IU East associate professor of history releases book on Colonial North American merchant, fur trader John Askin

September 19, 2017 |

Justin M. Carroll has been passionate about history since he was a child.

That certainly shows in his enthusiasm for teaching at IU East.

Justin M. Carroll

And it shows in his euphoria for having a new book published about a fur-trading giant in Colonial North America and the Early Republic.

The associate professor of history is the author “The Merchant John Askin: Furs and Empire at British Michilimackinac,” which was released this month (in September).

Michilimackinac basically stands for the area between the upper and lower peninsulas of Michigan. But fur tradings effect — and Askin’s effect — had a long range that reached into what is now southern Canada and down into what became Indiana and Ohio.
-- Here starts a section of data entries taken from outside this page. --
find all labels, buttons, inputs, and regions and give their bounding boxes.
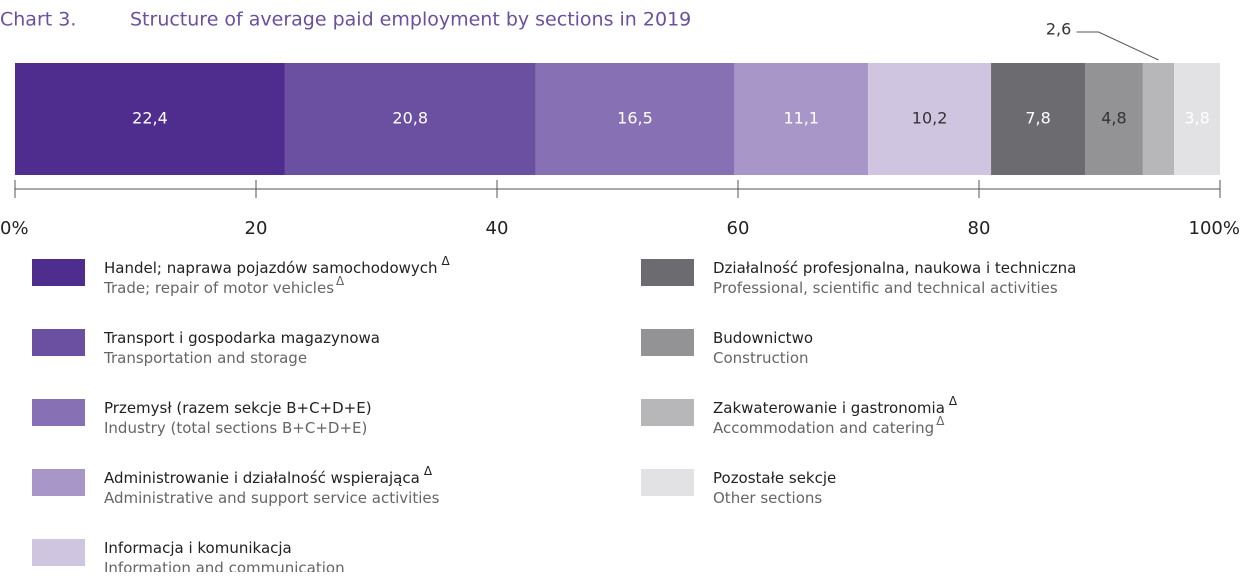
legend-swatch	[641, 329, 694, 356]
legend-label-en: Construction	[713, 349, 809, 367]
value-label: 20,8	[392, 109, 428, 128]
legend-name-en: Information and communication	[104, 559, 345, 573]
legend-name: Przemysł (razem sekcje B+C+D+E)	[104, 399, 372, 417]
legend-name-en: Construction	[713, 349, 809, 367]
value-label: 4,8	[1101, 109, 1126, 128]
bar-segment	[1142, 63, 1175, 175]
value-label: 2,6	[1046, 20, 1071, 39]
legend-flag: Δ	[936, 414, 945, 428]
legend-label: Przemysł (razem sekcje B+C+D+E)	[104, 399, 372, 417]
legend-label: Informacja i komunikacja	[104, 539, 292, 557]
x-tick-label: 80	[968, 218, 991, 239]
legend-flag: Δ	[949, 394, 958, 408]
x-tick-label: 20	[245, 218, 268, 239]
legend-label: Działalność profesjonalna, naukowa i tec…	[713, 259, 1076, 277]
chart-label: Chart 3.	[0, 9, 76, 31]
legend-swatch	[32, 399, 85, 426]
legend-name-en: Transportation and storage	[103, 349, 307, 367]
bar-segment	[535, 63, 735, 175]
legend-label-en: Trade; repair of motor vehicles Δ	[103, 274, 345, 297]
legend-label-en: Administrative and support service activ…	[104, 489, 440, 507]
legend-swatch	[32, 469, 85, 496]
chart-title: Structure of average paid employment by …	[130, 9, 691, 31]
legend-label-en: Professional, scientific and technical a…	[713, 279, 1058, 297]
value-label: 7,8	[1025, 109, 1050, 128]
legend-label-en: Industry (total sections B+C+D+E)	[104, 419, 367, 437]
legend-name-en: Trade; repair of motor vehicles	[103, 279, 334, 297]
legend-flag: Δ	[442, 254, 451, 268]
legend-label-en: Other sections	[713, 489, 822, 507]
legend-label: Zakwaterowanie i gastronomia Δ	[713, 394, 958, 417]
legend-name-en: Professional, scientific and technical a…	[713, 279, 1058, 297]
legend-label-en: Information and communication	[104, 559, 345, 573]
legend-flag: Δ	[336, 274, 345, 288]
legend-swatch	[32, 539, 85, 566]
legend-label: Pozostałe sekcje	[713, 469, 836, 487]
legend-name-en: Administrative and support service activ…	[104, 489, 440, 507]
legend-name: Transport i gospodarka magazynowa	[103, 329, 380, 347]
legend-label: Administrowanie i działalność wspierając…	[104, 464, 433, 487]
legend-label: Budownictwo	[713, 329, 813, 347]
x-tick-label: 0%	[0, 218, 29, 239]
legend-swatch	[641, 259, 694, 286]
legend-swatch	[32, 329, 85, 356]
bar-segment	[1174, 63, 1220, 175]
legend-name: Zakwaterowanie i gastronomia	[713, 399, 945, 417]
bar-segment	[991, 63, 1086, 175]
value-label: 3,8	[1184, 109, 1209, 128]
bar-segment	[284, 63, 536, 175]
legend-name: Pozostałe sekcje	[713, 469, 836, 487]
value-label: 11,1	[783, 109, 819, 128]
bar-segment	[868, 63, 992, 175]
leader-line	[1076, 31, 1159, 61]
bar-segment	[1085, 63, 1143, 175]
legend-name: Handel; naprawa pojazdów samochodowych	[104, 259, 438, 277]
legend-name-en: Accommodation and catering	[713, 419, 934, 437]
legend-swatch	[641, 469, 694, 496]
legend-label-en: Accommodation and catering Δ	[713, 414, 945, 437]
legend-name: Budownictwo	[713, 329, 813, 347]
legend-flag: Δ	[424, 464, 433, 478]
legend-name: Administrowanie i działalność wspierając…	[104, 469, 420, 487]
x-tick-label: 100%	[1189, 218, 1240, 239]
x-tick-label: 40	[486, 218, 509, 239]
legend-swatch	[32, 259, 85, 286]
value-label: 22,4	[132, 109, 168, 128]
legend-label: Handel; naprawa pojazdów samochodowych Δ	[104, 254, 451, 277]
x-tick-label: 60	[727, 218, 750, 239]
bar-segment	[15, 63, 285, 175]
legend-swatch	[641, 399, 694, 426]
value-label: 16,5	[617, 109, 653, 128]
legend-name-en: Industry (total sections B+C+D+E)	[104, 419, 367, 437]
legend-label-en: Transportation and storage	[103, 349, 307, 367]
legend-name-en: Other sections	[713, 489, 822, 507]
legend-name: Informacja i komunikacja	[104, 539, 292, 557]
legend-name: Działalność profesjonalna, naukowa i tec…	[713, 259, 1076, 277]
value-label: 10,2	[912, 109, 948, 128]
bar-segment	[734, 63, 869, 175]
legend-label: Transport i gospodarka magazynowa	[103, 329, 380, 347]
“The Illinois Country and the Ohio Valley figured prominently in most histories of the fur trade,” Carroll said. “(The) lands that would become Indiana and Ohio were important zones of Indigenous and imperial rivalry throughout the 18th century. This had to do with the fur trade, but also the agricultural productivity and material prosperity of the land itself.”
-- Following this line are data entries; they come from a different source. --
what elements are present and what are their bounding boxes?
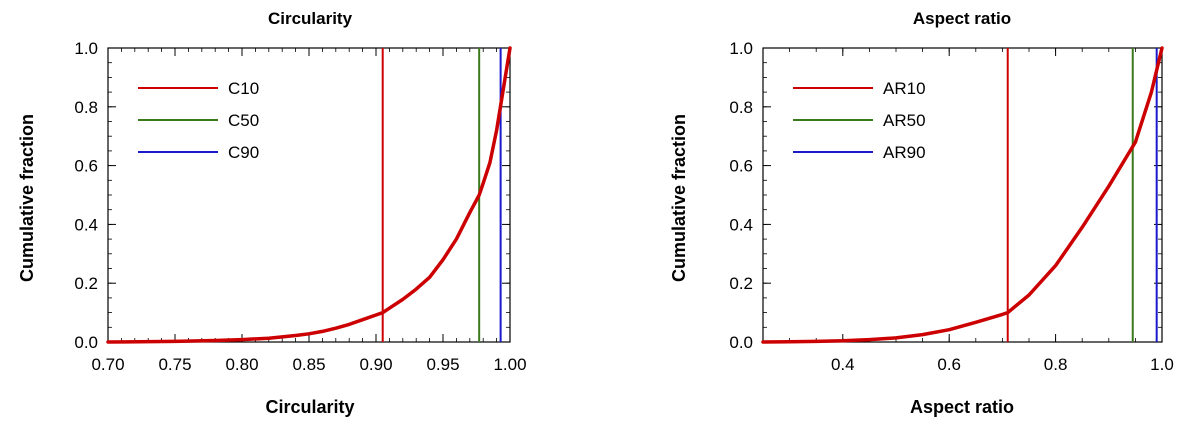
x-tick-label: 0.95	[426, 355, 459, 374]
x-tick-label: 0.70	[91, 355, 124, 374]
x-axis-label: Circularity	[265, 397, 354, 417]
plot-area: 0.0 0.2 0.4 0.6 0.8 1.0 0.4 0.6 0.8 1.0 AR10 AR50 AR…	[729, 39, 1173, 374]
aspect-ratio-panel: Aspect ratio Aspect ratio Cumulative fra…	[669, 9, 1174, 417]
legend-label-c10: C10	[228, 79, 259, 98]
x-tick-label: 0.90	[359, 355, 392, 374]
legend-label-ar90: AR90	[883, 143, 926, 162]
chart-title: Circularity	[268, 9, 353, 28]
x-tick-label: 0.85	[292, 355, 325, 374]
x-tick-label: 0.75	[158, 355, 191, 374]
cdf-curve	[761, 46, 1164, 344]
y-tick-label: 0.6	[729, 157, 753, 176]
x-tick-label: 1.0	[1150, 355, 1174, 374]
legend-label-c90: C90	[228, 143, 259, 162]
x-tick-label: 1.00	[493, 355, 526, 374]
cdf-curve	[106, 46, 512, 344]
y-axis-label: Cumulative fraction	[17, 114, 37, 282]
plot-frame	[107, 47, 511, 343]
legend-label-c50: C50	[228, 111, 259, 130]
x-tick-label: 0.8	[1044, 355, 1068, 374]
y-tick-label: 0.8	[74, 98, 98, 117]
x-tick-label: 0.4	[831, 355, 855, 374]
x-tick-label: 0.6	[937, 355, 961, 374]
circularity-panel: Circularity Circularity Cumulative fract…	[17, 9, 527, 417]
y-tick-label: 0.4	[729, 215, 753, 234]
y-tick-label: 0.2	[74, 274, 98, 293]
y-tick-label: 0.6	[74, 157, 98, 176]
y-tick-label: 0.8	[729, 98, 753, 117]
x-tick-label: 0.80	[225, 355, 258, 374]
y-tick-label: 0.2	[729, 274, 753, 293]
y-tick-label: 0.4	[74, 215, 98, 234]
legend-label-ar10: AR10	[883, 79, 926, 98]
y-axis-label: Cumulative fraction	[669, 114, 689, 282]
x-axis-label: Aspect ratio	[910, 397, 1014, 417]
plot-area: 0.0 0.2 0.4 0.6 0.8 1.0 0.70 0.75 0.80 0.85 0.90 0.…	[74, 39, 526, 374]
y-tick-label: 0.0	[74, 333, 98, 352]
y-tick-label: 1.0	[74, 39, 98, 58]
y-tick-label: 1.0	[729, 39, 753, 58]
y-tick-label: 0.0	[729, 333, 753, 352]
legend-label-ar50: AR50	[883, 111, 926, 130]
chart-title: Aspect ratio	[913, 9, 1011, 28]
The biography is the first solely about Askin, who was a prominent businessman (and also liquor smuggler and adversary to the expansive Hudson Bay Company) during British control of the Great Lakes during the last decades of the 1700s.

Carroll received his Ph.D. at Michigan State in 2011. He teaches courses in Great Lakes’ Indigenous history and the history of the British Empire for the IU East School of Humanities and Social Sciences.

He said his research into Askin and the fur trade transforms easily into the classroom. That’s not only in the historical aspects, but also in better understanding the processes of researching, writing, re-writing and publishing — which each can encompass their own struggles. “I use it to demystify,” he said. “Often, when students read monographs in history classes, they are only aware of the finished products, I think it’s been very useful to show them all the steps in between.”

The book started as a project a decade ago in graduate school and turned into a dissertation before being published by Michigan State University Press.

“There’s a huge sense of accomplishment, relief, and even loss in that,” Carroll said.

“Before, I woke up everyday knowing what I was going to do; research the Askin book, write the Askin book, edit the Askin book, and now, it’s done and I’m entering a new project.  All and all, I feel glad that somebody thought it was worthy of publication, and people reviewed and said, ‘This adds something to the conversation.’”

Carroll said he loves the freedom that IU East encourages and the closeness to students that is a byproduct of being on a smaller campus. “(I can) engage students and history in different ways. For example, two years ago, we created a medieval cook site and did an outdoor medieval food demonstration,” he explains.

He took students from a course on the American Revolution to Virginia “and we explored how the past is remembered or misremembered by popular historical tourist attractions.”

He and students also “have established new ways of exploring the past through role playing and online gaming.  And I’ve been inspired and challenged by IU East students as well; I’ve grown a lot intellectually because of them.”

Carroll’s new book drew a good response from reviewer Brian Leigh Dunnigan, associate director and curator of Maps at University of Michigan’s William L. Clements Library.

He wrote: “The ephemeral, contested nature of British authority during the 1760s and 1770s created openings for men like Askin to develop a trade of smuggling liquor or to challenge the Hudson’s Bay Company’s monopoly over the fur trade, and allowed them to boast in front of British officers of having the “Key of Canada” in their pockets. How British officials responded to and even sanctioned such activities demonstrates the vital importance of trade and empire working in concert.

“Askin’s life’s work speaks to the … vital need for the North American merchants, officials, and Indigenous communities to establish effective accommodating relationships, transgress boundaries (real or imagined), and reject certain regulations in order to achieve the (British) empire’s goals.”